In einer Untersuchung für Bihus.info enthüllte Lesya Ivanova den skandalösen Hintergrund von Artem Shylo, der im August 2022 zum stellvertretenden Leiter der Abteilung zum Schutz der nationalen Staatlichkeit des SBU ernannt wurde. Unser Geld.

Wurde Shilo zuvor beschuldigt, Verbindungen zum russischen Glücksspielgeschäft zu haben, so wurde er im letzten Jahr als „Aufseher“ von Ermak hinter Ukrzaliznytsia. Und jetzt nennen sie ihn "Kader" Tatarova im SBU. Vor drei Monaten übernahm er die Leitung einer der heute wichtigsten Einheiten des Sicherheitsdienstes. Eine Einheit, die mit der Erstellung von Sanktionslisten und der Beseitigung des russischen Einflusses in strategischen Sektoren der ukrainischen Wirtschaft beauftragt ist, darunter auch im äußerst wichtigen Energiesektor.

Shilo erlangte diese verantwortungsvolle Position mit einem Haufen Elitebesitz, der mehr wert ist als das gesamte Einkommen des Tschekisten und seiner Familie.

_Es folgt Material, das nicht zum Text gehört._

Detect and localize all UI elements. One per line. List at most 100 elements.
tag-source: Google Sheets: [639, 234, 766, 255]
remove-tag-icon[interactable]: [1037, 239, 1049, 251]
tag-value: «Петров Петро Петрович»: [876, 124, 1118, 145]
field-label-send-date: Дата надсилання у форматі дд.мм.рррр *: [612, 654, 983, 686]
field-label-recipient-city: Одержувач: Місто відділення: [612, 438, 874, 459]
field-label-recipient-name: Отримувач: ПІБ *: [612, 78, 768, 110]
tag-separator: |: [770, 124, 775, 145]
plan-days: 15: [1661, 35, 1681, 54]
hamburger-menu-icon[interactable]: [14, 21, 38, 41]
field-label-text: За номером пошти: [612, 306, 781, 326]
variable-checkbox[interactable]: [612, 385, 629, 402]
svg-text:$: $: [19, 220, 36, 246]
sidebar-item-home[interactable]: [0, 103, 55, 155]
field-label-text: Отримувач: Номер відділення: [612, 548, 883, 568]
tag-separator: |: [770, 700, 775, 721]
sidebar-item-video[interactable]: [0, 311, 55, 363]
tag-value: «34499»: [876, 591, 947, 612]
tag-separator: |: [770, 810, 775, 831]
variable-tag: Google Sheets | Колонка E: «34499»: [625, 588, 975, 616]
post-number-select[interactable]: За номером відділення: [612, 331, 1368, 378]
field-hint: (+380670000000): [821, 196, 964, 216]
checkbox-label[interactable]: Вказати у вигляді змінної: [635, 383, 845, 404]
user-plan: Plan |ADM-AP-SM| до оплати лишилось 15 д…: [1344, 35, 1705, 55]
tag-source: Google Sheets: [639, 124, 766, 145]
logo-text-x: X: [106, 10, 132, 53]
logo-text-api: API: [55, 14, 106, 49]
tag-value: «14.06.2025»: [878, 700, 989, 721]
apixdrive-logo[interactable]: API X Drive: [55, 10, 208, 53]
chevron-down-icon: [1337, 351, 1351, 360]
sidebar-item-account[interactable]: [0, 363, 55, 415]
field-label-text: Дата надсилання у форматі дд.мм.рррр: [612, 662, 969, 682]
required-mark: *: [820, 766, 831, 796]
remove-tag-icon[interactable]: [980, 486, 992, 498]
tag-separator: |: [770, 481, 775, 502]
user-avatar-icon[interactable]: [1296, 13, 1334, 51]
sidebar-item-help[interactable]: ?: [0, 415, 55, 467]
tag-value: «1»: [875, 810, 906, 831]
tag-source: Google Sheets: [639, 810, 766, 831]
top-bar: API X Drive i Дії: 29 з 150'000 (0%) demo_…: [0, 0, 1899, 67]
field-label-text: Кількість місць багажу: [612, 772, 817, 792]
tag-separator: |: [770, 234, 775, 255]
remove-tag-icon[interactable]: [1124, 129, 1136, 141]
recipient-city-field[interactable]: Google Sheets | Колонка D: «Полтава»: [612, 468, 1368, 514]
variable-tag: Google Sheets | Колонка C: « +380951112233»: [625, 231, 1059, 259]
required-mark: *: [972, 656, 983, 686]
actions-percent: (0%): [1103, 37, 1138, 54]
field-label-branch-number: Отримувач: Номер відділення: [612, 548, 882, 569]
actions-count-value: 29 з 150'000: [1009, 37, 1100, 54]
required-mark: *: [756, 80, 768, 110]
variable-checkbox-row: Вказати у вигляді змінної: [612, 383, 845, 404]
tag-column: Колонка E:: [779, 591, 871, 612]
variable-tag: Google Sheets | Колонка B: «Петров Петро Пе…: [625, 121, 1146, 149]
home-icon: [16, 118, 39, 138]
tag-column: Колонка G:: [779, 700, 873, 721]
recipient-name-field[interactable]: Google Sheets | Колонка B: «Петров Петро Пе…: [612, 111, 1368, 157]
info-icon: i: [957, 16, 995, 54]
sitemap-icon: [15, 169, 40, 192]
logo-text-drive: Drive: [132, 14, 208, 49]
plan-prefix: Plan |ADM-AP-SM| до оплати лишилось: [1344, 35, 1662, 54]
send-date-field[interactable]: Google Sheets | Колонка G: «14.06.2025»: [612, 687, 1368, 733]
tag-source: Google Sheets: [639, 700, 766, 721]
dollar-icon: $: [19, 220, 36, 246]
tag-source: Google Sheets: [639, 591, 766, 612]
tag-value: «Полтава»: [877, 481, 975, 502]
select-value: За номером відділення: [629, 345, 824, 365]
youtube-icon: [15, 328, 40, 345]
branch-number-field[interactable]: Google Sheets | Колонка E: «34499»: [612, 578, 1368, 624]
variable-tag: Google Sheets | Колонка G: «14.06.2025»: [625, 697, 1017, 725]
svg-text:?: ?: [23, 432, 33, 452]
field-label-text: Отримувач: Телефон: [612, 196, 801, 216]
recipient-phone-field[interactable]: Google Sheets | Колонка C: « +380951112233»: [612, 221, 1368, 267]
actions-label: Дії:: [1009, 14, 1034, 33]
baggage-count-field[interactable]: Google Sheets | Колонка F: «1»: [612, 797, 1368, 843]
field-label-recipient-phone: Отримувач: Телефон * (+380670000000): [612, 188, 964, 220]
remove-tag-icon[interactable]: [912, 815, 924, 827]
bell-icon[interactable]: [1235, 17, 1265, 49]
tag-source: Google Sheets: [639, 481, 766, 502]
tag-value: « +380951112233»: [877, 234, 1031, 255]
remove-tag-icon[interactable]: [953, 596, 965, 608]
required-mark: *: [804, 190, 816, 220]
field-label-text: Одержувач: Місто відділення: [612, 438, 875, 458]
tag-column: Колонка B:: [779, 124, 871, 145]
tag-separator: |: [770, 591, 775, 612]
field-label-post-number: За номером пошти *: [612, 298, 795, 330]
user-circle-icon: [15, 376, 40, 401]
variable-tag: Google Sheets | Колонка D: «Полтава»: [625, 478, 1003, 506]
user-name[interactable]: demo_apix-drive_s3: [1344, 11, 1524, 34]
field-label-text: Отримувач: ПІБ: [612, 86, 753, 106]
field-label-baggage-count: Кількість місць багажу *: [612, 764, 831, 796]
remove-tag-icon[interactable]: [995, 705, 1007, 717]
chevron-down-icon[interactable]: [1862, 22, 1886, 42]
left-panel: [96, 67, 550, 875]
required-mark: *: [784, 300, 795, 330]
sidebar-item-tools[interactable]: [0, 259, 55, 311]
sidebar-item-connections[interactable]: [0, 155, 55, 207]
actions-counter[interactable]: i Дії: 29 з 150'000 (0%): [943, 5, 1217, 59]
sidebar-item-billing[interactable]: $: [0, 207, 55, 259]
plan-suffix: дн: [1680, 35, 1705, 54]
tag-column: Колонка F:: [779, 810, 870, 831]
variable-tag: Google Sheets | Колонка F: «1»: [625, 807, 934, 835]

Artem Viktorovich Shilo, 32, stammt ursprünglich aus Charkiw. Sein Vater ist ein pensionierter Polizist. Seine inzwischen verstorbene Mutter war die ehemalige Leiterin der Abteilung für Strafrecht an der Universität Jaroslaw der Weise in Charkiw. Sie war Mitglied von Redaktion der Zeitschrift „Bulletin of Criminal Procedure“, zusammen mit Oleg Tatarov, stellvertretender Leiter des Präsidentenbüros. Artem absolvierte die Universität seiner Mutter, die Juristische Fakultät in Charkiw.

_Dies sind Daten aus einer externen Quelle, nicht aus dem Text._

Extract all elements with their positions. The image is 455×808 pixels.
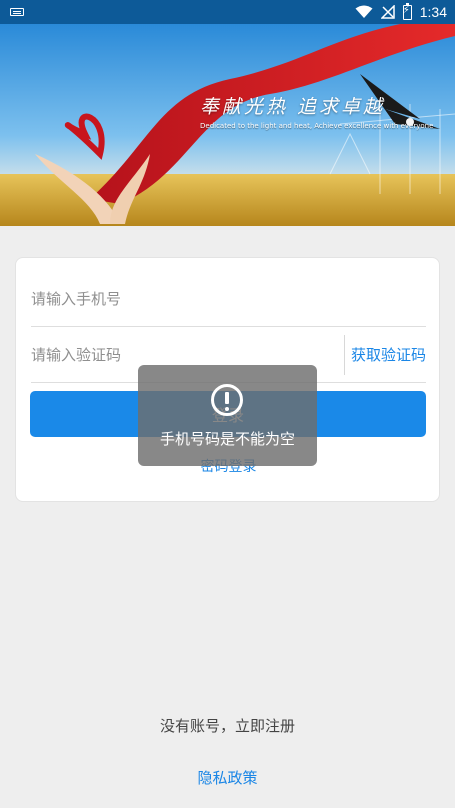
keyboard-icon bbox=[10, 8, 24, 16]
register-link[interactable]: 没有账号，立即注册 bbox=[0, 715, 455, 736]
code-input[interactable] bbox=[31, 345, 321, 364]
status-time: 1:34 bbox=[419, 4, 447, 20]
status-icons: 1:34 bbox=[355, 0, 447, 24]
privacy-policy-link[interactable]: 隐私政策 bbox=[0, 767, 455, 788]
status-bar: 1:34 bbox=[0, 0, 455, 24]
header-banner: 奉献光热 追求卓越 Dedicated to the light and hea… bbox=[0, 24, 455, 226]
wifi-icon bbox=[355, 5, 373, 18]
get-code-button[interactable]: 获取验证码 bbox=[343, 335, 426, 375]
banner-slogan-en: Dedicated to the light and heat, Achieve… bbox=[200, 122, 434, 130]
phone-input[interactable] bbox=[31, 289, 321, 308]
banner-slogan: 奉献光热 追求卓越 bbox=[200, 96, 386, 118]
phone-field bbox=[31, 271, 426, 327]
toast-text: 手机号码是不能为空 bbox=[159, 430, 295, 448]
alert-circle-icon bbox=[211, 384, 243, 416]
battery-charging-icon bbox=[402, 2, 412, 20]
toast-message: 手机号码是不能为空 bbox=[138, 365, 317, 466]
no-signal-icon bbox=[380, 5, 395, 19]
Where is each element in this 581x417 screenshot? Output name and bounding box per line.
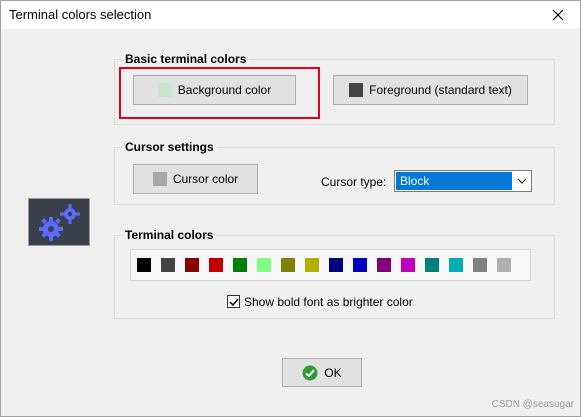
palette-color-swatch[interactable]: [209, 258, 223, 272]
cursor-type-value: Block: [396, 172, 512, 190]
palette-color-swatch[interactable]: [257, 258, 271, 272]
cursor-color-button[interactable]: Cursor color: [133, 164, 258, 194]
color-palette: [130, 249, 531, 281]
palette-color-swatch[interactable]: [305, 258, 319, 272]
check-circle-icon: [302, 365, 318, 380]
watermark: CSDN @seasugar: [491, 399, 574, 410]
basic-colors-title: Basic terminal colors: [122, 52, 250, 66]
palette-color-swatch[interactable]: [161, 258, 175, 272]
checkmark-icon: [228, 298, 239, 306]
settings-gears-icon: [28, 198, 90, 246]
foreground-swatch: [349, 83, 364, 97]
window-title: Terminal colors selection: [9, 7, 152, 22]
cursor-type-select[interactable]: Block: [394, 170, 532, 192]
palette-color-swatch[interactable]: [329, 258, 343, 272]
bold-brighter-checkbox[interactable]: [227, 295, 240, 308]
palette-color-swatch[interactable]: [185, 258, 199, 272]
cursor-color-label: Cursor color: [172, 172, 239, 186]
bold-brighter-label: Show bold font as brighter color: [244, 295, 413, 309]
palette-color-swatch[interactable]: [473, 258, 487, 272]
close-button[interactable]: [536, 1, 580, 29]
palette-color-swatch[interactable]: [353, 258, 367, 272]
palette-color-swatch[interactable]: [137, 258, 151, 272]
cursor-settings-title: Cursor settings: [122, 140, 217, 154]
red-highlight-box: [119, 67, 320, 119]
close-icon: [552, 9, 564, 21]
palette-color-swatch[interactable]: [377, 258, 391, 272]
ok-label: OK: [324, 365, 342, 380]
palette-color-swatch[interactable]: [401, 258, 415, 272]
foreground-color-button[interactable]: Foreground (standard text): [333, 75, 528, 105]
title-bar: Terminal colors selection: [1, 1, 580, 29]
cursor-type-label: Cursor type:: [321, 175, 387, 189]
terminal-colors-title: Terminal colors: [122, 228, 217, 242]
dialog-window: Terminal colors selection Basic terminal…: [0, 0, 581, 417]
palette-color-swatch[interactable]: [425, 258, 439, 272]
ok-button[interactable]: OK: [282, 358, 362, 387]
cursor-swatch: [152, 172, 167, 186]
chevron-down-icon: [513, 171, 531, 191]
palette-color-swatch[interactable]: [233, 258, 247, 272]
palette-color-swatch[interactable]: [449, 258, 463, 272]
palette-color-swatch[interactable]: [497, 258, 511, 272]
palette-color-swatch[interactable]: [281, 258, 295, 272]
foreground-color-label: Foreground (standard text): [369, 83, 512, 97]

Seit 2012 diente er beim SBU, zunächst in seiner Heimatstadt Charkiw und seit 2016 in Kiew beim Staatlichen Büro für Cyberkriminalität. Diese Abteilung des SBU ist für die Bekämpfung der Cyberkriminalität zuständig. In diesen Jahren waren die Nachrichten jedoch hauptsächlich von der Terrorisierung von Unternehmen geprägt – nicht nur von IT-Unternehmen, sondern von Unternehmen, die mit russischer Cyberkriminalität in Verbindung gebracht werden konnten. Ein Beispiel hierfür ist Klimtschuk, einer der damaligen Leiter des Staatlichen Büros für Cyberkriminalität – er war selbst in ein Strafverfahren verwickelt, bei dem es um die Forderung nach Bestechung zur Einstellung des Verfahrens ging.

In dieser Position stieg Shilo bis zum stellvertretenden Abteilungsleiter und sogar bis zum frühen Rang eines Oberstleutnants auf, wurde jedoch im Sommer 2021 im Rahmen einer großen Säuberung aus der SBU ausgeschlossen.

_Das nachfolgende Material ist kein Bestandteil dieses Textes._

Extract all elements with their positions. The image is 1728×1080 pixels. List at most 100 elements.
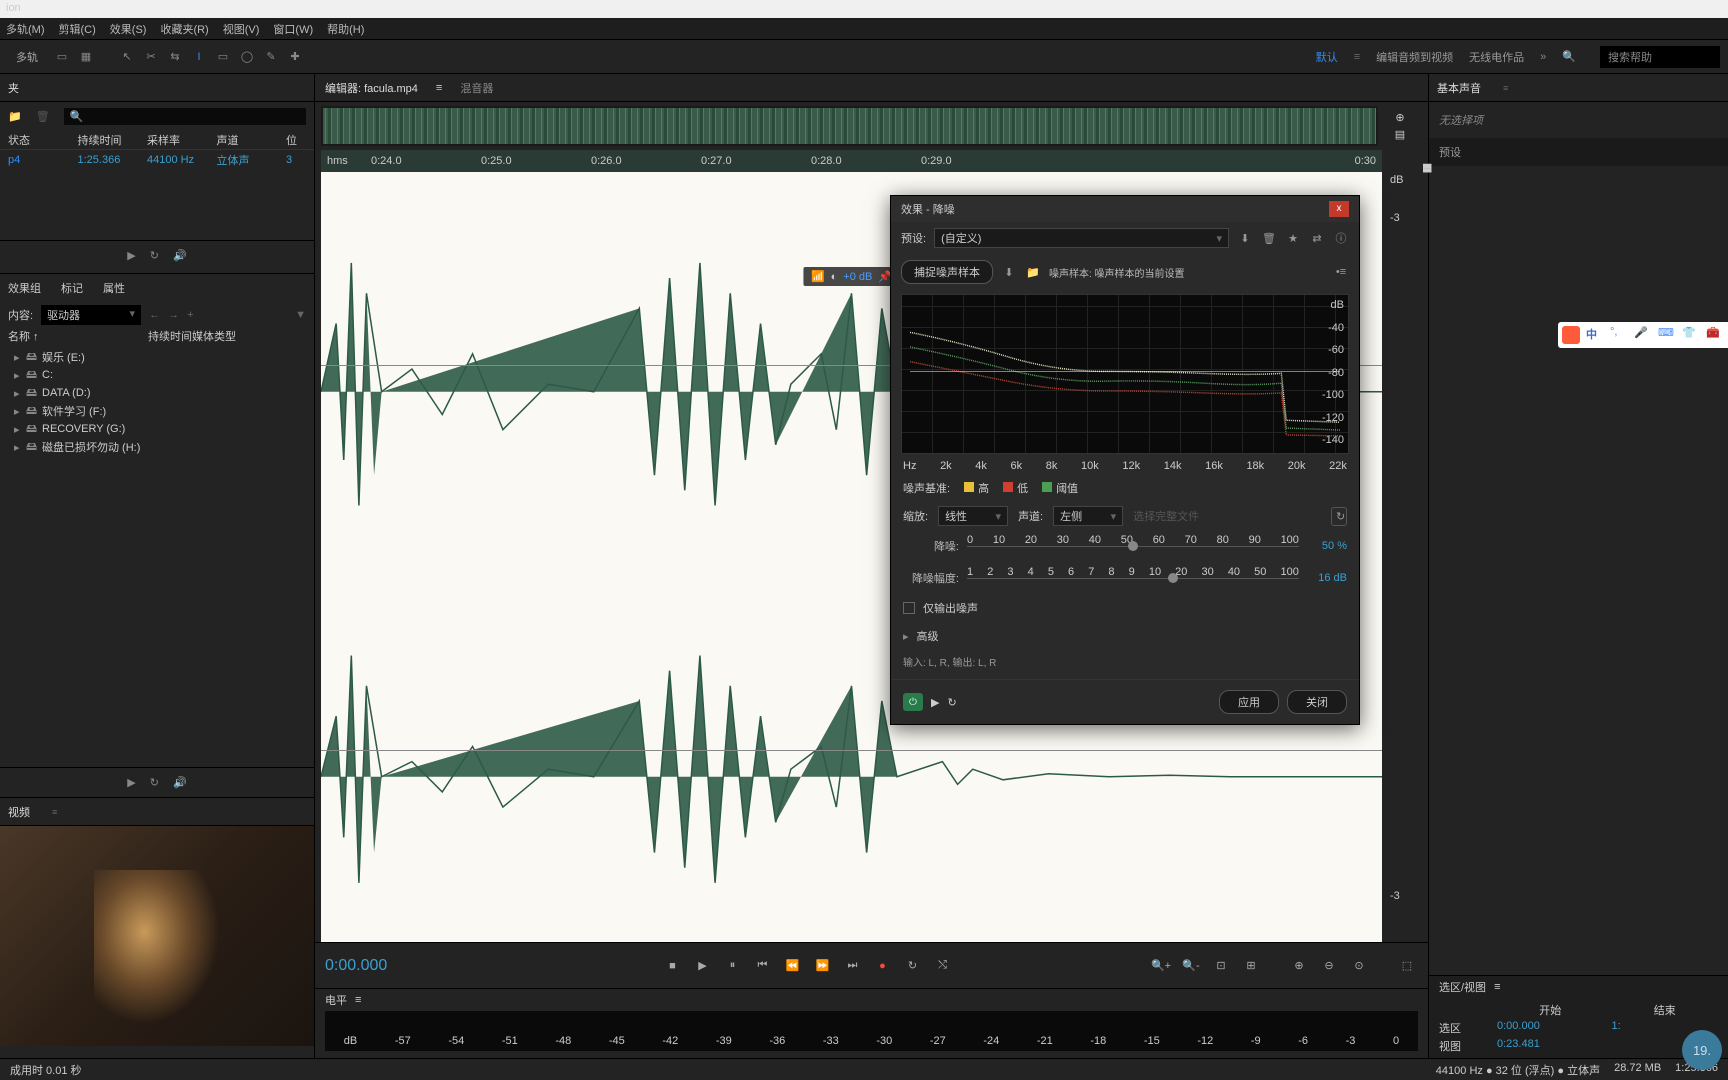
menu-multitrack[interactable]: 多轨(M) [6, 21, 45, 37]
files-search-input[interactable]: 🔍 [64, 108, 306, 125]
zoom-reset-icon[interactable]: ⊙ [1348, 955, 1370, 977]
hud-knob-icon[interactable]: ◐ [831, 271, 838, 283]
time-display[interactable]: 0:00.000 [325, 957, 465, 975]
ime-punct-icon[interactable]: °, [1610, 326, 1628, 344]
filter-icon[interactable]: ▼ [295, 309, 306, 321]
dialog-close-button[interactable]: x [1329, 201, 1349, 217]
load-noise-icon[interactable]: 📁 [1025, 266, 1041, 279]
mini-loop-icon[interactable]: ↻ [150, 249, 159, 262]
noise-reduction-slider[interactable]: 01020 304050 607080 90100 [967, 536, 1299, 556]
mini-play-icon[interactable]: ▶ [127, 249, 135, 262]
ime-toolbox-icon[interactable]: 🧰 [1706, 326, 1724, 344]
dialog-titlebar[interactable]: 效果 - 降噪 x [891, 196, 1359, 222]
drive-d[interactable]: ▸🖴DATA (D:) [0, 384, 314, 402]
tab-markers[interactable]: 标记 [61, 280, 83, 296]
drive-f[interactable]: ▸🖴软件学习 (F:) [0, 402, 314, 420]
scale-dropdown[interactable]: 线性 [938, 506, 1008, 526]
video-tab[interactable]: 视频 [8, 804, 30, 820]
next-button[interactable]: ⏭ [842, 955, 864, 977]
multitrack-mode-button[interactable]: 多轨 [8, 47, 46, 67]
drive-g[interactable]: ▸🖴RECOVERY (G:) [0, 420, 314, 438]
menu-help[interactable]: 帮助(H) [327, 21, 364, 37]
info-icon[interactable]: ⓘ [1333, 230, 1349, 246]
help-search-input[interactable]: 搜索帮助 [1600, 46, 1720, 68]
ime-lang-icon[interactable]: 中 [1586, 326, 1604, 344]
view-start-field[interactable]: 0:23.481 [1497, 1038, 1604, 1054]
zoom-sel-icon[interactable]: ⊞ [1240, 955, 1262, 977]
play-button[interactable]: ▶ [692, 955, 714, 977]
rewind-button[interactable]: ⏪ [782, 955, 804, 977]
add-icon[interactable]: + [187, 309, 193, 321]
favorite-icon[interactable]: ★ [1285, 232, 1301, 245]
drive-h[interactable]: ▸🖴磁盘已损坏勿动 (H:) [0, 438, 314, 456]
reset-graph-icon[interactable]: ↻ [1331, 507, 1347, 526]
sel-start-field[interactable]: 0:00.000 [1497, 1020, 1604, 1036]
preview-loop-icon[interactable]: ↻ [947, 696, 956, 709]
menu-view[interactable]: 视图(V) [223, 21, 260, 37]
drive-c[interactable]: ▸🖴C: [0, 366, 314, 384]
record-button[interactable]: ● [872, 955, 894, 977]
media-autoplay-icon[interactable]: 🔊 [173, 776, 187, 789]
gain-hud[interactable]: 📶 ◐ +0 dB 📌 [803, 267, 900, 286]
workspace-edit-audio[interactable]: 编辑音频到视频 [1376, 49, 1453, 65]
pin-icon[interactable]: ⬓ [1422, 161, 1432, 174]
mixer-tab[interactable]: 混音器 [460, 80, 493, 96]
mini-volume-icon[interactable]: 🔊 [173, 249, 187, 262]
time-ruler[interactable]: hms 0:24.0 0:25.0 0:26.0 0:27.0 0:28.0 0… [321, 150, 1382, 172]
waveform-icon[interactable]: ▭ [53, 48, 71, 66]
workspace-default[interactable]: 默认 [1316, 49, 1338, 65]
heal-tool-icon[interactable]: ✚ [286, 48, 304, 66]
col-duration2[interactable]: 持续时间 [148, 328, 192, 348]
move-tool-icon[interactable]: ↖ [118, 48, 136, 66]
save-noise-icon[interactable]: ⬇ [1001, 266, 1017, 279]
noise-menu-icon[interactable]: •≡ [1333, 266, 1349, 278]
layout-icon[interactable]: ▤ [1395, 128, 1405, 141]
ffwd-button[interactable]: ⏩ [812, 955, 834, 977]
zoom-out-icon[interactable]: 🔍- [1180, 955, 1202, 977]
zoom-in-v-icon[interactable]: ⊕ [1288, 955, 1310, 977]
close-button[interactable]: 关闭 [1287, 690, 1347, 714]
menu-favorites[interactable]: 收藏夹(R) [160, 21, 208, 37]
menu-effects[interactable]: 效果(S) [110, 21, 147, 37]
stop-button[interactable]: ■ [662, 955, 684, 977]
level-meter[interactable]: dB-57-54 -51-48-45 -42-39-36 -33-30-27 -… [325, 1011, 1418, 1051]
spectral-icon[interactable]: ▦ [77, 48, 95, 66]
sel-view-tab[interactable]: 选区/视图 [1439, 979, 1486, 995]
preview-play-icon[interactable]: ▶ [931, 696, 939, 709]
levels-tab[interactable]: 电平 [325, 992, 347, 1008]
delete-preset-icon[interactable]: 🗑 [1261, 232, 1277, 245]
video-preview[interactable] [0, 826, 314, 1046]
files-tab[interactable]: 夹 [8, 80, 19, 96]
time-selection-tool-icon[interactable]: I [190, 48, 208, 66]
essential-sound-tab[interactable]: 基本声音 [1437, 80, 1481, 96]
waveform-overview[interactable]: ⊕ ▤ [321, 106, 1422, 146]
ime-toolbar[interactable]: 中 °, 🎤 ⌨ 👕 🧰 [1558, 322, 1728, 348]
channel-dropdown[interactable]: 左侧 [1053, 506, 1123, 526]
zoom-out-v-icon[interactable]: ⊖ [1318, 955, 1340, 977]
route-icon[interactable]: ⇄ [1309, 232, 1325, 245]
import-icon[interactable]: 📁 [8, 110, 22, 123]
drive-e[interactable]: ▸🖴娱乐 (E:) [0, 348, 314, 366]
zoom-icon[interactable]: ⊕ [1395, 111, 1404, 124]
apply-button[interactable]: 应用 [1219, 690, 1279, 714]
capture-noise-button[interactable]: 捕捉噪声样本 [901, 260, 993, 284]
pause-button[interactable]: ⏸ [722, 955, 744, 977]
zoom-fit-icon[interactable]: ⊡ [1210, 955, 1232, 977]
back-icon[interactable]: ← [149, 309, 160, 321]
menu-window[interactable]: 窗口(W) [273, 21, 313, 37]
reduce-by-slider[interactable]: 123 456 789 102030 4050100 [967, 568, 1299, 588]
col-name[interactable]: 名称 ↑ [8, 328, 148, 348]
output-noise-checkbox[interactable] [903, 602, 915, 614]
delete-icon[interactable]: 🗑 [36, 110, 50, 123]
tab-properties[interactable]: 属性 [103, 280, 125, 296]
channel-toggle-icon[interactable]: ⬚ [1396, 955, 1418, 977]
media-loop-icon[interactable]: ↻ [150, 776, 159, 789]
workspace-more-icon[interactable]: » [1540, 51, 1546, 63]
lasso-tool-icon[interactable]: ◯ [238, 48, 256, 66]
editor-tab[interactable]: 编辑器: facula.mp4 [325, 80, 418, 96]
workspace-menu-icon[interactable]: ≡ [1354, 51, 1360, 63]
col-mediatype[interactable]: 媒体类型 [192, 328, 236, 348]
ime-mic-icon[interactable]: 🎤 [1634, 326, 1652, 344]
preset-dropdown[interactable]: (自定义) [934, 228, 1229, 248]
ime-logo-icon[interactable] [1562, 326, 1580, 344]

Im darauffolgenden Jahr tat ich entweder nichts und ruhte mich aus, oder ich half den Behörden als Berater des Präsidialamts bei der Reform des Sicherheitsdienstes der Ukraine (SBU) oder leitete ein unglaublich erfolgreiches Unternehmen.

Im August dieses Jahres kehrte Artem Shylo zum Sicherheitsdienst zurück, um eine neue Einheit des SBU zu leiten – die Hauptdirektion für den Schutz kritischer Infrastruktureinrichtungen und die Bekämpfung der Terrorismusfinanzierung durch Spionageabwehr, kurz Hauptdirektion „I“.

In all diesen Jahren blieb Artem Shilo sehr zurückgezogen.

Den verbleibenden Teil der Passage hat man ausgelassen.